Alüminyum Seydişehir'i var ediyor
Seydişehir'in nüfusu Alüminyum Tesisleri'nin inşaatının
başlamasıyla birlikte arttı ve ikiye katlandı. 1927'de yapılan ilk
nüfus sayımına göre ilçenin toplam nüfusu29 bin 399'du. 1935-40
arasında dışarıya göç veren ilçede son nüfus sayımına göre 87 bin
321 kişi yaşıyor.
Cumhuriyetin ilk yıllarında bire 10 oranında olan kent-köy nüfus
oranı da Alüminyum Tesisleri'nin de etkisiyle kent lehine döndü.
Bugün ilçe merkezinin nüfusu köy nüfusunun yaklaşık iki katına
ulaştı.
Seydişehir Alüminyum Tesisleri'nde 2002 yılı verilerine göre fiili
olarak 3 bin 211 kişi çalışıyor.
İlçede üçü alüminyum soğuk döküm olmak üzere, un, yem, tuğla,
plastik üretimi yapan 14 fabrika var.
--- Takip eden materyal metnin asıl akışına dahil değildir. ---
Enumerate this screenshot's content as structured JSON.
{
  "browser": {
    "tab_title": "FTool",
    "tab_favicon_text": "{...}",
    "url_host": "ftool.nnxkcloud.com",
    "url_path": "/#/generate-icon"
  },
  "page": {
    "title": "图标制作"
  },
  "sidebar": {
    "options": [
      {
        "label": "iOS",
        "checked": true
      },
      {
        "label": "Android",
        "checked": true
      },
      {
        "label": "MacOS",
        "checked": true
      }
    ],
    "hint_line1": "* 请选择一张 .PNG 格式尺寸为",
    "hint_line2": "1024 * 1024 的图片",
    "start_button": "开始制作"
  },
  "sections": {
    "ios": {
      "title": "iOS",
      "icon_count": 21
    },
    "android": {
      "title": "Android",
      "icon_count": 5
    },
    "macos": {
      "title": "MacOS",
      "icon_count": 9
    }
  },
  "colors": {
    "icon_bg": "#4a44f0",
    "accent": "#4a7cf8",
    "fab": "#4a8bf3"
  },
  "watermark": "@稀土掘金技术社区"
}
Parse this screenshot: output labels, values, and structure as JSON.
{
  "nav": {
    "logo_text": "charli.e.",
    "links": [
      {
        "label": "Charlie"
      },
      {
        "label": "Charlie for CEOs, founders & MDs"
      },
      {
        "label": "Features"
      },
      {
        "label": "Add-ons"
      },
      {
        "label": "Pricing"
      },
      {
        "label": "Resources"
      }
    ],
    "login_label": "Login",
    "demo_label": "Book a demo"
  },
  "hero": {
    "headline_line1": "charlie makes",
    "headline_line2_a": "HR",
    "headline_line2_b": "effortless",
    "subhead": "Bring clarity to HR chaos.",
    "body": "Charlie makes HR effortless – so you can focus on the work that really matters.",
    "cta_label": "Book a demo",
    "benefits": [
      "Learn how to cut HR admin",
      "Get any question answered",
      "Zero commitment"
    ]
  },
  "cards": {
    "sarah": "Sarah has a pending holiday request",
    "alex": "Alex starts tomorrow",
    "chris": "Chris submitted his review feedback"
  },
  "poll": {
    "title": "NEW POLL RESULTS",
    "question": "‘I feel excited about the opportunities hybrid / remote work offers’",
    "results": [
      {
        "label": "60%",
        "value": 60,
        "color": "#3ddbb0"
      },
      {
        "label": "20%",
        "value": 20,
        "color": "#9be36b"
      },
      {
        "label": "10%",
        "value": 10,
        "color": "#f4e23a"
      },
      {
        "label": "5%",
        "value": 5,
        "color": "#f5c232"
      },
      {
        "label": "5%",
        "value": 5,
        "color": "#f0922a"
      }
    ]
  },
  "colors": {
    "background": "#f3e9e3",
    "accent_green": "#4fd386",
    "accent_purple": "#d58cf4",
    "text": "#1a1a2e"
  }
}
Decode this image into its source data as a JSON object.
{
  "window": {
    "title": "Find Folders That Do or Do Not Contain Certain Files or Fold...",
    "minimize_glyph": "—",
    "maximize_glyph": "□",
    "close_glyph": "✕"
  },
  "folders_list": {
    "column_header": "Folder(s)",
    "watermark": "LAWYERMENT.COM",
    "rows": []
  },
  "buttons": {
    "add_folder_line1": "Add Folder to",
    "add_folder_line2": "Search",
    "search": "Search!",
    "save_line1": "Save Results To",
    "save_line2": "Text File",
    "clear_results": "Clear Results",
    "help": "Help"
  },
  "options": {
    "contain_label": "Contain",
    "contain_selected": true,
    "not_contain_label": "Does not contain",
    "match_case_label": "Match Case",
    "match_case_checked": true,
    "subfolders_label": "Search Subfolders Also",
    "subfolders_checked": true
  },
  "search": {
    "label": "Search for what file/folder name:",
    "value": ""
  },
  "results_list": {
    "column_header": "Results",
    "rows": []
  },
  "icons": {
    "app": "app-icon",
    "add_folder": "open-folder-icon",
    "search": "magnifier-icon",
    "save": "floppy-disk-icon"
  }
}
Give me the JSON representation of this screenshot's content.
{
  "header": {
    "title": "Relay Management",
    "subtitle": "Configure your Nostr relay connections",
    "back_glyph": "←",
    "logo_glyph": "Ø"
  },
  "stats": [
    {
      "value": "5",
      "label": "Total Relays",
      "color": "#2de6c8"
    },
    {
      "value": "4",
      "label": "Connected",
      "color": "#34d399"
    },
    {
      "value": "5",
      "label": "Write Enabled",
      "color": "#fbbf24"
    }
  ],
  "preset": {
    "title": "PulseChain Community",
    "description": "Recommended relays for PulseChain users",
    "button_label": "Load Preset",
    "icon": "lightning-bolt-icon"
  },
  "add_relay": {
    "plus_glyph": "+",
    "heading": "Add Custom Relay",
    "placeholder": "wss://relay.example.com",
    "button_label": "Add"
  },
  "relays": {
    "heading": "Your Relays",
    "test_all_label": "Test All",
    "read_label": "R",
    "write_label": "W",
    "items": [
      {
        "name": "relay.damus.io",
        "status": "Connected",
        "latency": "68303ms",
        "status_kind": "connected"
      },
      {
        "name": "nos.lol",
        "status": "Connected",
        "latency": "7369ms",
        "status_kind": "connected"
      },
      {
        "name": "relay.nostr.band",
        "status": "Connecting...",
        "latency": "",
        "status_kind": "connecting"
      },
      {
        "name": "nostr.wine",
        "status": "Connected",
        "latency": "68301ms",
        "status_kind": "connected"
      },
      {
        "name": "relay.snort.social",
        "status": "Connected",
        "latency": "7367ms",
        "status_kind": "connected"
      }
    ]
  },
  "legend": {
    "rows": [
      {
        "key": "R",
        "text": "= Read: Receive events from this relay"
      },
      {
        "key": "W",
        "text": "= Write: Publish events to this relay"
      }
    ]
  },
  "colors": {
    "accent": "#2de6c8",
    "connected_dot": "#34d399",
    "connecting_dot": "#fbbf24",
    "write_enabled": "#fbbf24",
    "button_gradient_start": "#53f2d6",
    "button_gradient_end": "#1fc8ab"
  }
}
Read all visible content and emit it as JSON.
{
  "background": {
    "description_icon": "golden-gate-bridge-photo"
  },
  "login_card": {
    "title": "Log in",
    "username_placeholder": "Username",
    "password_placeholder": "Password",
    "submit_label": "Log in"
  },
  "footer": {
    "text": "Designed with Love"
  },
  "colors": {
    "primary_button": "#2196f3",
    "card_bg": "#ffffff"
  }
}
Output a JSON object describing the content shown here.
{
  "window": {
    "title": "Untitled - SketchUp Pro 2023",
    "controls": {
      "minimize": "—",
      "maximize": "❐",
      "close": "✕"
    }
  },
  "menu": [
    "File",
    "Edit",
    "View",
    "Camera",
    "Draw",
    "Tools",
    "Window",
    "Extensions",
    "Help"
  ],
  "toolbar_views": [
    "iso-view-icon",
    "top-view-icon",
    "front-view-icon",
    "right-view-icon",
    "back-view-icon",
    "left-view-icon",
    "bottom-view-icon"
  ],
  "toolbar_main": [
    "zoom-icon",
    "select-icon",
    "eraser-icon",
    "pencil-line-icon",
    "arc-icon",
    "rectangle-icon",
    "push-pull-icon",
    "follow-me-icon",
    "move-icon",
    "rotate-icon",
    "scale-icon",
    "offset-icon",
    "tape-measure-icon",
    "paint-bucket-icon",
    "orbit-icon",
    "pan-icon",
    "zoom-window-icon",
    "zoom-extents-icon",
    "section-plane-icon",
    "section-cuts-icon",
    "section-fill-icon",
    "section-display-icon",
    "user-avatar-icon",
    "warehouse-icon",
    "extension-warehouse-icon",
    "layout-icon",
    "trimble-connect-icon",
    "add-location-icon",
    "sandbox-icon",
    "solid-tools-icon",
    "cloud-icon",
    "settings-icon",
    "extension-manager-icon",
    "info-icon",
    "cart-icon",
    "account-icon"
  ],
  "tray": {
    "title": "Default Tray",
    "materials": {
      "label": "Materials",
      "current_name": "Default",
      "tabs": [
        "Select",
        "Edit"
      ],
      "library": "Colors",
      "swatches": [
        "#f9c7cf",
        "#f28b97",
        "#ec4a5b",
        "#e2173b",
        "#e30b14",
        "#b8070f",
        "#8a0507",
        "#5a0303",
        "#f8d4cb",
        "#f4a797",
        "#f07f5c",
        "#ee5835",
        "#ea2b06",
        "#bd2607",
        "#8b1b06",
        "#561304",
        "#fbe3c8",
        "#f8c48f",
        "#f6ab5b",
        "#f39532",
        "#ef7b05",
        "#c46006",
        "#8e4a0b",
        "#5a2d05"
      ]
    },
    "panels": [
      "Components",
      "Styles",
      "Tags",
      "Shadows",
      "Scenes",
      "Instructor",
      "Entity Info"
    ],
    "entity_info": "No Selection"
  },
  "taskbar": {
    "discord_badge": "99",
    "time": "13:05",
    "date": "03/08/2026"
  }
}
Alüminyum Tesisleri'nin
ihtiyacı ile güçlenen nakliye sektörüne kayıtlı bin 750 üye
bulunuyor. Sanayiinin yanı sıra en önemli iki ekonomik etkinlik
alanı tarım ve hayvancılık.
2002 Genel seçimlerinde Seydişehir'de toplam oyun yüzde 55'ini alan
Adalet ve Kalkınma Partisi'ni (AKP) oyların yüzde 14'ünü alan
Cumhuriyet Halk Partisi (CHP) takip etti.
Yüzde 10 oy alan Milliyetçi Hareket Partisi (MHP) ve yüzde 6.7 oy
alan Doğru Yol Partisi (DYP) üçüncü ve dördüncü partilerdi.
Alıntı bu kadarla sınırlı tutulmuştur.